2 Corinthians 12:9 - But he said to me, "My grace is sufficient for you, for my power is made perfect in weakness."  Therefore, I will boast all the more gladly of my weaknesses, so that the power of Christ may rest upon me. 

2 Corinthians 12:9 became more real than it ever has to me.  My grace is SUFFICIENT for you.  It is.  My power is made PERFECT in your weakness.  It is.  So that the POWER OF CHRIST may rest upon me.  It does.  I clung to this.  We cannot experience this verse...it's truth and power if we don't go through these times.  These times when what the Lord is asking us to do is so much bigger than ourselves.  When He asks us to do something that we, ourselves, are not capable of doing well.  When He calls us to obey without a feeling.  We are so in over our heads and our faces are constantly hitting the floor that we say, "I can't and Lord, you have to. He takes us to that place...that place called SURRENDER.  We have to LET GO.  We have to CHOOSE to believe the truth.  CHOOSE to trust that He will equip and enable.  Lord, your grace IS SUFFICIENT for me.  YOUR POWER is made perfect in my weakness.  I will boast all the more gladly of my weaknesses so that your power may rest upon me.  I can't but YOU CAN.  Thank you, Jesus for these times. Thank you that they don't leave us the same.  Thank you that you allow us to experience something so outside of ourselves...your power.  Thank you that they show us our desperate need for you and that we can do nothing worth anything apart from you.       

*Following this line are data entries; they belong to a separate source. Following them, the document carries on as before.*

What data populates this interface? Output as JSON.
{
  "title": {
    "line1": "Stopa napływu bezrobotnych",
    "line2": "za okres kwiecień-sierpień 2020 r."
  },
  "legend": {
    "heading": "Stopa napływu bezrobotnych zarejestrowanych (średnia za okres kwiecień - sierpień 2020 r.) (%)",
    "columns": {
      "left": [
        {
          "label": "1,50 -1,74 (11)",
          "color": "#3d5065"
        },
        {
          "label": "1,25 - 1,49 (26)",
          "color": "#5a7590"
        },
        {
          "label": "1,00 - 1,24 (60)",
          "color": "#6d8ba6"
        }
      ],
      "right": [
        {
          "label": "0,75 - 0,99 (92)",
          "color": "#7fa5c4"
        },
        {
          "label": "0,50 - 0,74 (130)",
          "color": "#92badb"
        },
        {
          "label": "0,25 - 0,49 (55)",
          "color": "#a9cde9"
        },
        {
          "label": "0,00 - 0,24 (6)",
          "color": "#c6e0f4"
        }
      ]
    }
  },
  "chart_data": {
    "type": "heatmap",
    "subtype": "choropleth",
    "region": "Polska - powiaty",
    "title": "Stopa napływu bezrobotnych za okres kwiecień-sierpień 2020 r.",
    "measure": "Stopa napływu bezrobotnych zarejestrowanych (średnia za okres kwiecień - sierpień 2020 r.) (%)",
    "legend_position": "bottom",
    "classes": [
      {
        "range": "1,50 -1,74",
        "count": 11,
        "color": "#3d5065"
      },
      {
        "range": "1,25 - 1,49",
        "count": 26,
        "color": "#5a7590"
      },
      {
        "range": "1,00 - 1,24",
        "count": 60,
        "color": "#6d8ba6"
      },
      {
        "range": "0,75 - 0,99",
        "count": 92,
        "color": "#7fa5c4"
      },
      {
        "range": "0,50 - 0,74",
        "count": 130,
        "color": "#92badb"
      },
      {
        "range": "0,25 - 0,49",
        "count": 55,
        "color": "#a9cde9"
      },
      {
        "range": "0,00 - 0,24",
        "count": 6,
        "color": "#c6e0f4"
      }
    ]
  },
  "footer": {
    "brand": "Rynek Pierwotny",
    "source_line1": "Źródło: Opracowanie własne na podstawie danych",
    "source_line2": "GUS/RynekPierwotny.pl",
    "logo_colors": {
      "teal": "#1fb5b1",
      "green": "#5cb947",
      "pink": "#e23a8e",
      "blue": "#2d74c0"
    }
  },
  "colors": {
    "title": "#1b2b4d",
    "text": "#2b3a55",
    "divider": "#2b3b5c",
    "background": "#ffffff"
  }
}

You see, adoption is not just about God restoring and redeeming an orphan.  It's also about restoring and redeeming US, and it's hard....and it's beautiful.  Man, God is GOOD.

So, it begins again and continues...the blogging.  I have felt the Lord prompting me to do this and giving me the freedom to for a while now.  God has just done and taught me too much not to talk about it.  He has blown me away with His never changing, never giving up, always and forever LOVE.  Biblical love.  I just have to share it :).